IT HAS been suggested that continuous success can spoil teams. Next Saturday, Fort William assemble for their sixth successive outing in shinty's blue riband event, the Camanachd Cup final, at An Aird. Instead of tiring of the occasion, though, there will be individuals in yellow and black wondering how they ever got to this stage at all.
Unlike opponents Kingussie, Fort William have never enjoyed the bounty of regular victory. Back in the 1960s, the club which plays and trains below Ben Nevis almost died. At that low ebb, had it not been for people such as local distillery manager
George MacMillan and a few tireless individuals, Fort would have become merely a footnote in history.

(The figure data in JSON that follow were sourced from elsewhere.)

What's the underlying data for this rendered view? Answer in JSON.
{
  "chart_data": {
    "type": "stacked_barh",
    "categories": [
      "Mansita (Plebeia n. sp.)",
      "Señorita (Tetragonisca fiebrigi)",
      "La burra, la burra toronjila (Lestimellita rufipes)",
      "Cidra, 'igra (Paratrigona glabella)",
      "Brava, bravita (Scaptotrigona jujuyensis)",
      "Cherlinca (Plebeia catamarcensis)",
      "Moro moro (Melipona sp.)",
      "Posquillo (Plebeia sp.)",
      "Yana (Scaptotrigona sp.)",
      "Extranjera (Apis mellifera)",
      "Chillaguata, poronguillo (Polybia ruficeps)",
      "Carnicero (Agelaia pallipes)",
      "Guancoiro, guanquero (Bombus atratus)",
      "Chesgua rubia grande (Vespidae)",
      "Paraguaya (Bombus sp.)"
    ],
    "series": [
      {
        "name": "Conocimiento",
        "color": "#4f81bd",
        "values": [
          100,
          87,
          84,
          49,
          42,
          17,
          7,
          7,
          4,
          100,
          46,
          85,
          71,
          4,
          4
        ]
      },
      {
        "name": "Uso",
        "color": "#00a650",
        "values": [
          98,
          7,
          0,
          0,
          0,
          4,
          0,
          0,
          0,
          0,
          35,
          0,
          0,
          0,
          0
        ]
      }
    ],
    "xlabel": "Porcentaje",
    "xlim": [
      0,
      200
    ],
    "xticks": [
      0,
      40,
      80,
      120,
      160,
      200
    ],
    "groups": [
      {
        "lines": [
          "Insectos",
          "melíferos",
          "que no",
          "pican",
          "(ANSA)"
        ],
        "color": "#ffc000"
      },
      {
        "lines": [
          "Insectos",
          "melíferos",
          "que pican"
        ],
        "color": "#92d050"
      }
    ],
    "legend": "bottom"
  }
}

Fort's current manager, Drew McNeil, recalls joining the club from Lochaber as it peaked and plummeted unsteadily between the old North Divisions One and Two. For years, this was the club's expectation. Now Fort have established themselves as the sport's other superpower, perpetually threatening to nudge Kingussie off their perch. The highest number of kids ever are now walking through the doors of the clubhouse. Those facts will not stop individuals like defender Adam Robertson from appreciating every second of next week's final.
"Maybe the younger players take it a bit for granted now but it is not that long ago Fort William were a junior side," says the 36-year-old, who oversees construction courses at the local college. "When we were coming up the age groups, we were getting hammered all the time."